Wednesday, April 28, 2010

A little bit of Foucault repeating

Comedy may very well always act as a catalyst for social change but as the song says it nothing but a little bit of history repeating. Nothing truly new will come of any given performance, the current performance may only replace the traditional performance, but again, this is nothing new. Dario Fo may have done well to use comedy to subvert and dispel cosmic terror as he saw fit and the outcome for many audience members may very well have been a more agreeable and even peaceful perspective of God. However, any such performance is merely the exercise of Fo’s power as performer to challenge the power of the traditional persuasion. The question is posed: does this not constitute social change and has not comedy been the catalyst of that supposed change? Well to both parts of the question I suppose the answer is yes and no. The ocean is both changing and unchanging. Waves keep the form of water evanescent while and tides constantly rise and fall all the while our oceans remain constantly wet and blue our ocean is unchangingly changing.

Fo’s art is another wave in the sea of social history all the while society remains subject to the structure of coercion and power that it has always been subject to. The structure that allows the church to disseminate what Fo called cosmic terror is the same structure that allowed him to perform and perpetuate his comedy. Power, coercion, oppression and liberation, even goodness and evil all constitute the structure that does give opportunity to the church, performers, and any other entity lucky, talented, or aggressive enough to seize that opportunity. Each characteristic of the structure is empty until it is filled with a particular ideology. I think of the structure as a suit of armor empty until someone with ideas and intentions fills that suit and uses that suit as their vehicle or “catalyst” to do things as they would see things done.

Tuesday, April 20, 2010

At the end of Beverly Long’s article “A Distance Art” she offers Morris Weitz’s reservations concerning a theory of art. Weitz insists art theory is doomed to failure because theory attempts the impossible task of “factually or logically defining” art and any example of art is merely an ephemeral manifestation of a continually progressive genre.

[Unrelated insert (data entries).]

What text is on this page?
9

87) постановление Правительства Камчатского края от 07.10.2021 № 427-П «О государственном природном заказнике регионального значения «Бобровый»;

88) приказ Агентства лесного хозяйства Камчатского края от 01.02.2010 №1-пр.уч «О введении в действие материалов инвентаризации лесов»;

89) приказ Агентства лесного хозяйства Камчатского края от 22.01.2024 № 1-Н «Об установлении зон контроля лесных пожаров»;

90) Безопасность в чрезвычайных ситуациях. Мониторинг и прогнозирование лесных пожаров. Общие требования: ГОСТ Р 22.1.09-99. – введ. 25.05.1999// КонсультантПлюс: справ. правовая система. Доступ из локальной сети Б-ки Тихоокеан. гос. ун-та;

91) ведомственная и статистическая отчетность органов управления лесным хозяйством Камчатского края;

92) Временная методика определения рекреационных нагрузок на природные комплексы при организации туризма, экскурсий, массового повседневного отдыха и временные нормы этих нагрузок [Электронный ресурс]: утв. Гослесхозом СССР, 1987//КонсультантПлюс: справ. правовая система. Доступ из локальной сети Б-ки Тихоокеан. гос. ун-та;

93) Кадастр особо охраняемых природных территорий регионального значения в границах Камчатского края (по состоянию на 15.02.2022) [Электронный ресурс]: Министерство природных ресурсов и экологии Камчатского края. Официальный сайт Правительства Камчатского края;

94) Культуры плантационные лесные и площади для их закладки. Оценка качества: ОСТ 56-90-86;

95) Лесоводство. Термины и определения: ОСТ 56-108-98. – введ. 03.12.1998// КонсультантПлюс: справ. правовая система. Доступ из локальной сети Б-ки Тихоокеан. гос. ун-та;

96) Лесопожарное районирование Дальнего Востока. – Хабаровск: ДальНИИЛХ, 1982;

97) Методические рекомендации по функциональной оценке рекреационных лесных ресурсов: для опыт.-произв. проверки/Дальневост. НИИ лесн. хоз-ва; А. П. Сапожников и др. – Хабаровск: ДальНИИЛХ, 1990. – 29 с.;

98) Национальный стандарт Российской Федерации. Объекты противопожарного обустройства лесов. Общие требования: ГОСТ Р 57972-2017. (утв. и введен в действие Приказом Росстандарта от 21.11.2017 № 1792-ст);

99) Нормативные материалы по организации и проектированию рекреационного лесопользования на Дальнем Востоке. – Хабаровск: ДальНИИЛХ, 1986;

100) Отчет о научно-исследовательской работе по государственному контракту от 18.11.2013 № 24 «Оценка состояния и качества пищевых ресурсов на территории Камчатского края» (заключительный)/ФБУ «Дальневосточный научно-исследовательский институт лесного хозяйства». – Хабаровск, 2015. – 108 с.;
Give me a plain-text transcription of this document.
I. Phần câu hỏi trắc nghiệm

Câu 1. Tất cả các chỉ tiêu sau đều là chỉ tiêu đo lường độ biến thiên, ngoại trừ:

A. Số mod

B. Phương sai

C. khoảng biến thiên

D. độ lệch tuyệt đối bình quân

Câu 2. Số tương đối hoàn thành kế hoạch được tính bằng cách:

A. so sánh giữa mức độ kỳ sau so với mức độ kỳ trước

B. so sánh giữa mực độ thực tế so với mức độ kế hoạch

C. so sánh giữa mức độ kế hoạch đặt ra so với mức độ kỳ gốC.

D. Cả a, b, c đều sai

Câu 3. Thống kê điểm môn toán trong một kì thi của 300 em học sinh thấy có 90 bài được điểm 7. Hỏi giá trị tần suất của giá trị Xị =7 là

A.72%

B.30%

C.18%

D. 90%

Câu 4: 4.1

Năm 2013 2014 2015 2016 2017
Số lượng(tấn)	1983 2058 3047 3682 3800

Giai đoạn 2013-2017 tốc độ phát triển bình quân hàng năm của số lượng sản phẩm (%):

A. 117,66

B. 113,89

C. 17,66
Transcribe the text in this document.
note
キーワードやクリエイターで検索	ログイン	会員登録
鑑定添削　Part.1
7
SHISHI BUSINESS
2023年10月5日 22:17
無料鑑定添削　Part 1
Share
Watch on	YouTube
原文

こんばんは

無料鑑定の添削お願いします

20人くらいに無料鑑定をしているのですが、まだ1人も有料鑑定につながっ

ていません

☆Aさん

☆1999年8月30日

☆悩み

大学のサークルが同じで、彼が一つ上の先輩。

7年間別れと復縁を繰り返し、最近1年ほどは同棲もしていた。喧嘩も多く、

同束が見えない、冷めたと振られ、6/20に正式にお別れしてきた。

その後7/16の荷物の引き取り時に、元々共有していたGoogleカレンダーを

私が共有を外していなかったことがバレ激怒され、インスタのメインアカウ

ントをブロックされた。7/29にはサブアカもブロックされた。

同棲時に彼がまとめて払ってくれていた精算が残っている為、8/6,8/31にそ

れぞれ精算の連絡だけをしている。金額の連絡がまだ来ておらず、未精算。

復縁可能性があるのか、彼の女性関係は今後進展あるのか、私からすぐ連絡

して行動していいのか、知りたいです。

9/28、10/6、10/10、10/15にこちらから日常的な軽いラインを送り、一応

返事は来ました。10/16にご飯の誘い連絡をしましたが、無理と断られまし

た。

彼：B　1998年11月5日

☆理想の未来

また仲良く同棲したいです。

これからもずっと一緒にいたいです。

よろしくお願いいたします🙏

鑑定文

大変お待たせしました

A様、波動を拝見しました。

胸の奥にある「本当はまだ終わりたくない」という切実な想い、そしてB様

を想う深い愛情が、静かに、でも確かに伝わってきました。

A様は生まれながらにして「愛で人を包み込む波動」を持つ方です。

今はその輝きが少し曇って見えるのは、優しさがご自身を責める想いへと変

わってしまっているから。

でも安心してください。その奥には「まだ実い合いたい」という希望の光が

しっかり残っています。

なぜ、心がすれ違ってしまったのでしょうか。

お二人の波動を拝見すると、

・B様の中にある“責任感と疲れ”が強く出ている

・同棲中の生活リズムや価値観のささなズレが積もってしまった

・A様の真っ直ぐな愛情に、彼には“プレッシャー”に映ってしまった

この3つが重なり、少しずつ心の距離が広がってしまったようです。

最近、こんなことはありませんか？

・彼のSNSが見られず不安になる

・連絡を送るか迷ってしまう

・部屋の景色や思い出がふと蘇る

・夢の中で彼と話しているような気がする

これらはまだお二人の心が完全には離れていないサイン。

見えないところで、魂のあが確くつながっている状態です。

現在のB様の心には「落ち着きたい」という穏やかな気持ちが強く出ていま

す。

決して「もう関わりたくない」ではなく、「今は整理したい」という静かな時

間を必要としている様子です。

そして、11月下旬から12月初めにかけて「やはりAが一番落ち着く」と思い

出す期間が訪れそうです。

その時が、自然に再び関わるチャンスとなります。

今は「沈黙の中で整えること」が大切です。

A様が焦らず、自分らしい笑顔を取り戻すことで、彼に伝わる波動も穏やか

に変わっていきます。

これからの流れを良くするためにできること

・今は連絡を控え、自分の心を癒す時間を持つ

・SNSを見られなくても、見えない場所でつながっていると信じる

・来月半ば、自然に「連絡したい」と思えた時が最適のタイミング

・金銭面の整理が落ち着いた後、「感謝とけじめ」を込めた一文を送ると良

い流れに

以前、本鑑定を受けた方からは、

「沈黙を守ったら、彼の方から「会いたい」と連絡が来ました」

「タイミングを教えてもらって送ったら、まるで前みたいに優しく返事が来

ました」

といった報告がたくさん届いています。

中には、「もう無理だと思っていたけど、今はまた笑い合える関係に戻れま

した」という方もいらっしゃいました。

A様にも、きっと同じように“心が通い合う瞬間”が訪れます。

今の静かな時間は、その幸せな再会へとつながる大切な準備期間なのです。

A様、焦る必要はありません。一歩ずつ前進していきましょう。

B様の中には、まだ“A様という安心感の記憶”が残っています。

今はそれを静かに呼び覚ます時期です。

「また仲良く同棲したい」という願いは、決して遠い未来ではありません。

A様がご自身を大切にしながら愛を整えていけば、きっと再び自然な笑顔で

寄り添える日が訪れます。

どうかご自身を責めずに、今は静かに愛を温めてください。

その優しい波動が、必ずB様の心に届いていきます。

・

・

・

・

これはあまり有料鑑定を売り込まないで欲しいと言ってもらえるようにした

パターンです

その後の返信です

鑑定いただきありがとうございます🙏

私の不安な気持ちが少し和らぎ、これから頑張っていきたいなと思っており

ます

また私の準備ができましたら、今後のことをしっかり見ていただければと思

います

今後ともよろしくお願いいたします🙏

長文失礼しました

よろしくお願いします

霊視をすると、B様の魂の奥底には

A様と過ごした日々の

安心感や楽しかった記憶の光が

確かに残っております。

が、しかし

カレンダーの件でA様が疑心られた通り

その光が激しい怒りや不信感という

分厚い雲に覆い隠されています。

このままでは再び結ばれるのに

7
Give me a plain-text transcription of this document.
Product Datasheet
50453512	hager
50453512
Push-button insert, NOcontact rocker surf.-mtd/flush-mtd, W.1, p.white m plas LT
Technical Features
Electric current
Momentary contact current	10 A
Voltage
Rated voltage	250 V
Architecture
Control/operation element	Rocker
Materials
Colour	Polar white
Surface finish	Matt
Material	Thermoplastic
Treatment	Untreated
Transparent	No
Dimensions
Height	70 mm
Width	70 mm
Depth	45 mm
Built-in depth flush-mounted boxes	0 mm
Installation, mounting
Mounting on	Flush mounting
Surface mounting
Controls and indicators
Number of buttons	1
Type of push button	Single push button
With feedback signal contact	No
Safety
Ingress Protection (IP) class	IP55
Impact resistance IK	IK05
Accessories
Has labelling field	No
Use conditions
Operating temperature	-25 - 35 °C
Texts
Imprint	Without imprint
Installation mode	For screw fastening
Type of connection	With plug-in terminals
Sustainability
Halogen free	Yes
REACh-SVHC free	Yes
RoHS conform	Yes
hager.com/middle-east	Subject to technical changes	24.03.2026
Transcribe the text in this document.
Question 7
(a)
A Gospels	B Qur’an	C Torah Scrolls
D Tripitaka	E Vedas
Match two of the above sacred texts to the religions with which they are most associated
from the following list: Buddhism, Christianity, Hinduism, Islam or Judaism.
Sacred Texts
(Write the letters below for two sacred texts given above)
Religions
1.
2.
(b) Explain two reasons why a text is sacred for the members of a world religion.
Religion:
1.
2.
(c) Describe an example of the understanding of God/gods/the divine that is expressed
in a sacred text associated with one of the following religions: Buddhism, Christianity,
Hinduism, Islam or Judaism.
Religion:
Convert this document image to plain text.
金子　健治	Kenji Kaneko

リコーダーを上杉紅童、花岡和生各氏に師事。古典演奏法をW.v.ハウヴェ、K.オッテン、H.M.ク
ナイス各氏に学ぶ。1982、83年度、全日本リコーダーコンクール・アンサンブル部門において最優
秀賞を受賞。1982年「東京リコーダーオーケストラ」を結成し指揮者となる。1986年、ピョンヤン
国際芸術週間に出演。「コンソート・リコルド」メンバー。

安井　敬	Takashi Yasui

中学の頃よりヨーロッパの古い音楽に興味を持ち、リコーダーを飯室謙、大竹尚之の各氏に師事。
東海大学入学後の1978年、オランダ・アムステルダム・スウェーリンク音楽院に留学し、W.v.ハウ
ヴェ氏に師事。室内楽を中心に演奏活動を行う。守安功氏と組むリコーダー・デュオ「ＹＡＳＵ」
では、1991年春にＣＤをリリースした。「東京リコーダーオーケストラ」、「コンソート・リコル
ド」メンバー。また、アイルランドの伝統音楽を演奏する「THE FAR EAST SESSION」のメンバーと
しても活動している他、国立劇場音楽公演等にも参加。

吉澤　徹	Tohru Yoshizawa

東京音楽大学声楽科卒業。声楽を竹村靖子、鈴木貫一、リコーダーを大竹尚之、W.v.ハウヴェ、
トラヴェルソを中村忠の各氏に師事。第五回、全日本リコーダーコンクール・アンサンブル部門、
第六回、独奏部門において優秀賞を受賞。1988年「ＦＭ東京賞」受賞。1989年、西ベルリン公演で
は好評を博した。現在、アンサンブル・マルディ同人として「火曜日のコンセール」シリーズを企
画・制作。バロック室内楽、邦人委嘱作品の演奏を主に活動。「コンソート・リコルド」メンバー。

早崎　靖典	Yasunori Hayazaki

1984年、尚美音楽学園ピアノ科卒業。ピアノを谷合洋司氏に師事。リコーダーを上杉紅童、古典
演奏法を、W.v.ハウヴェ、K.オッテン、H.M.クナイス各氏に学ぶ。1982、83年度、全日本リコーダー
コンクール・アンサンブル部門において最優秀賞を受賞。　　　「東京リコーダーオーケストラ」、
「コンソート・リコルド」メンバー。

Perhaps he is right. One cannot finally and conclusively identify the boundaries of those examples of expression that we call art, indeed the possibility of what may in time be called art is endless and thus unpredictable. But the word “art” remains and retains meaning; and one would have a tough time convincing me that a thing has meaning to us symbol using creatures without defining, factual, and logically identifiable attributes.

Weitz even admits that he “can list some conditions under which I can apply correctly the concept of art”. Would those applicable concepts not be the substance of a theory of art? Would not the transient nature of art be a principal in the system of ideas that constitute a theory of art? One may say that any concept or another is impossible to define but as soon as they give reason for their assertion have they not contradicted themselves? Art is indefinable because art is [by definition] transitory. God is ineffable and utterly magnificent. You don’t know me I’m unique (just like that other guy). You shut up when you’re talking to me!! (ok that last one doesn’t actually apply, it’s just funny).


Art theory is absolutely not absolute because art is certainly never certain. My position is able to be closed because it does not fall in the parameters of that which constitutes art, parameters which exist not at all (because art is after all open). Furthermore, a description of art does not count even as art theory, which is a task “doomed to failure”, and to develop art theory is just silly. My point is not contrary to Morris Weitz’s, I’ve only said it another way.